La spécialité« Psychanalyse et médecine » du Master Recherche de psychologie est conçue aux croisements de la psychanalyse et de la médecine, avec deux parcours :

1- Psychanalyse et médecine scientifique 2- Psychopathologie, phénoménologie et criminologie

Cette spécialité s’appuie sur l’Equipe d’Accueil (EA) : Centre de Recherche Psychanalyse et Médecine, (CRPM) dirigé par le Pr Alain Vanier.

La spécialité est co-habilitée avec l’Université Paris-Descrates (UFR Necker). Elle est co- dirigée par le Pr. Fethi Benslama et le Pr. Bernard Golse.

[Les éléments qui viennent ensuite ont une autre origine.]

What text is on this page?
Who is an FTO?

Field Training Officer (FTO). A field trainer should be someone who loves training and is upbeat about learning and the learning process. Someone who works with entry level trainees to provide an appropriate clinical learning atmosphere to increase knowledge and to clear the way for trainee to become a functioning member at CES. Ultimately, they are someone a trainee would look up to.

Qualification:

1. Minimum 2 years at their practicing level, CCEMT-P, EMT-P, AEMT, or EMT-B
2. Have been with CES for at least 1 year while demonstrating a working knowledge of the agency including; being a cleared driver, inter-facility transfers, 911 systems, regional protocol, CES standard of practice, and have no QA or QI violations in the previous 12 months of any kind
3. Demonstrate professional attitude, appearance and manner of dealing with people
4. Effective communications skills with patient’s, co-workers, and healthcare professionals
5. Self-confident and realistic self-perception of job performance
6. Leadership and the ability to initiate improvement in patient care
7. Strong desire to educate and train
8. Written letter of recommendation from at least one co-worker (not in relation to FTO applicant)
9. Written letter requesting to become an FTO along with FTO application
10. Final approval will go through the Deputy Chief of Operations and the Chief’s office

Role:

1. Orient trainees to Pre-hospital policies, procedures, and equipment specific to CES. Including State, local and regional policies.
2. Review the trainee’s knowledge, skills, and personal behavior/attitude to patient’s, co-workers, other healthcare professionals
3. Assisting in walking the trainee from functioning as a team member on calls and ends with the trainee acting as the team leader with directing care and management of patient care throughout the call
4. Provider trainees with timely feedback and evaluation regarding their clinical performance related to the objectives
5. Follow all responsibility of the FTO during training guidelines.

Le Master Recherche se prépare en un an et son obtention peut donner accès à la préparation d’une thèse dans le cadre de l’Équipe d’Accueil doctorale du CRPM. La préparation du Master Recherche est ouverte aux étudiants docteurs en médecine (5ème année validée), en psychologie (master 1) et à ceux d’autres cursus par dérogation exceptionnelle.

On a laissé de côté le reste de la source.